The current findings should also be interpreted in the light of the following limitations. First, although all study variables were modeled assuming a sequential pattern of direct effects, the cross-sectional design did not allow for establishing causal effects and conclusions. Moreover, we have already indicated that that bidirectional effects are likely to occur among parent and child variables [
60,
61]; hence, longitudinal designs are needed for a better account of the family processes involved in health-related crises. Importantly, the existence of cascading effects from the psychosocial context to the child’s adaptations does not imply that the reversed effects are negligible [
5]. So far, the study of bidirectional relations between parents and children in collective disasters has been very scarce; some studies have reported that, within this kind of context, the effects mainly run from parents to children, and not in the opposite direction [
68]. Nevertheless, more research is clearly needed in order to delineate the reciprocal influences within the family dynamics in the COVID-19 crisis.
Second, relying on parent reports may have raised the possibility that observed effects were partially due to shared method variance.
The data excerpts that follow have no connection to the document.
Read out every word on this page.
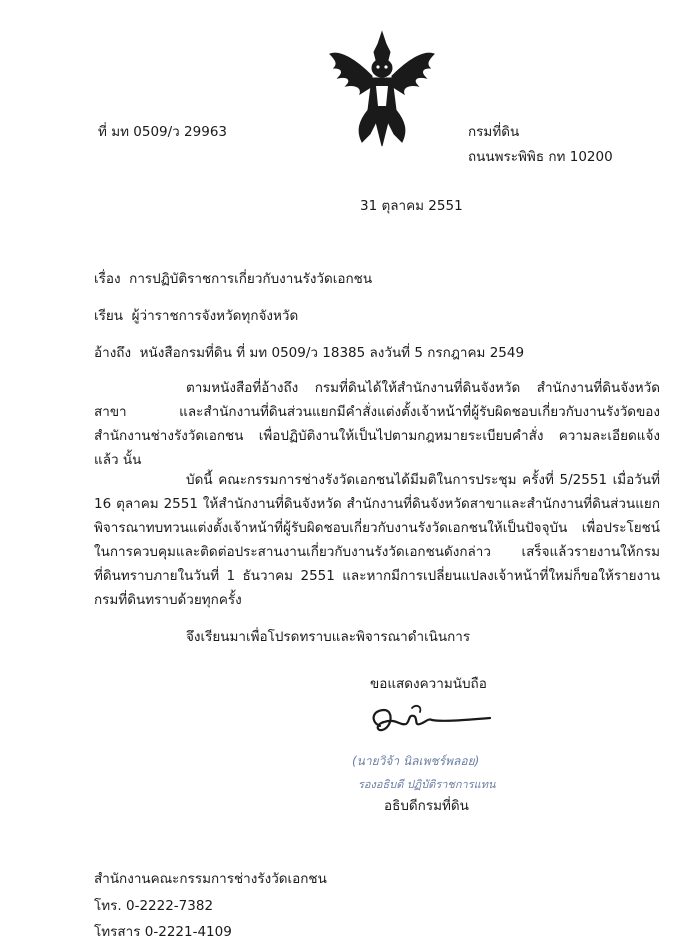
ที่ มท 0509/ว 29963	กรมที่ดิน
ถนนพระพิพิธ กท 10200
31 ตุลาคม 2551
เรื่อง การปฏิบัติราชการเกี่ยวกับงานรังวัดเอกชน
เรียน ผู้ว่าราชการจังหวัดทุกจังหวัด
อ้างถึง หนังสือกรมที่ดิน ที่ มท 0509/ว 18385 ลงวันที่ 5 กรกฎาคม 2549
ตามหนังสือที่อ้างถึง กรมที่ดินได้ให้สำนักงานที่ดินจังหวัด สำนักงานที่ดินจังหวัดสาขา และสำนักงานที่ดินส่วนแยกมีคำสั่งแต่งตั้งเจ้าหน้าที่ผู้รับผิดชอบเกี่ยวกับงานรังวัดของสำนักงานช่างรังวัดเอกชน เพื่อปฏิบัติงานให้เป็นไปตามกฎหมายระเบียบคำสั่ง ความละเอียดแจ้งแล้ว นั้น
บัดนี้ คณะกรรมการช่างรังวัดเอกชนได้มีมติในการประชุม ครั้งที่ 5/2551 เมื่อวันที่ 16 ตุลาคม 2551 ให้สำนักงานที่ดินจังหวัด สำนักงานที่ดินจังหวัดสาขาและสำนักงานที่ดินส่วนแยก พิจารณาทบทวนแต่งตั้งเจ้าหน้าที่ผู้รับผิดชอบเกี่ยวกับงานรังวัดเอกชนให้เป็นปัจจุบัน เพื่อประโยชน์ในการควบคุมและติดต่อประสานงานเกี่ยวกับงานรังวัดเอกชนดังกล่าว เสร็จแล้วรายงานให้กรมที่ดินทราบภายในวันที่ 1 ธันวาคม 2551 และหากมีการเปลี่ยนแปลงเจ้าหน้าที่ใหม่ก็ขอให้รายงานกรมที่ดินทราบด้วยทุกครั้ง
จึงเรียนมาเพื่อโปรดทราบและพิจารณาดำเนินการ
ขอแสดงความนับถือ
(นายวิจ้า นิลเพชร์พลอย)
รองอธิบดี ปฏิบัติราชการแทน
อธิบดีกรมที่ดิน
สำนักงานคณะกรรมการช่างรังวัดเอกชน
โทร. 0-2222-7382
โทรสาร 0-2221-4109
In addition, because in most cases the informant was the mother, the generalizability of the current results to other parental figures could be modest. Similarly, since the present study was mainly conducted in one region of Spain, its geographic generalizability is limited, requiring new cross-national research in this field. Third, given the conditions of anonymity, we were not able to identify how many families participated in the study and, therefore, in which cases parents provided information on more than one child. Fourth, online data collection allowed for reaching a wide number of families in a timely manner; nevertheless, sampling biases (i.e., participants are mainly parents with easy access to the internet) might have affected the findings; likewise, the lack of direct supervision during the questionnaire administration might have worked against the motivation for careful responses in some parents. Fifth, an arbitrary cut-off was used to identify changes in children’s behavior as compared to the pre-confinement situation. Although it was based on a comparative response scale, it may cause differences across previous studies that used alternative methodological approaches to examine changes in children’s behavior. Additionally, multiple relevant variables have been considered in this study, trying to capture the nuances and specificities of the COVID-19 crisis; nevertheless, a more thorough model of parenting in health-related disasters would involve other less specific factors, like social support or general parenting practices (e.g., warmth, harsh parenting), which have also been involved in children’s responses to adversities [
18]. Finally, although current results did not reveal differences by gender in path relations, future research should also account for more specific gender differences across age groups. Similarly, accounting for potential differences based on parents’ gender (i.e., collecting data from both parents on the same child), as well as other relevant family variables (e.g., family structure, family SES, type of house, place of residence), would be relevant to further understand how a health-related crisis impacts family systems, and its effect on children’s psychological adjustment.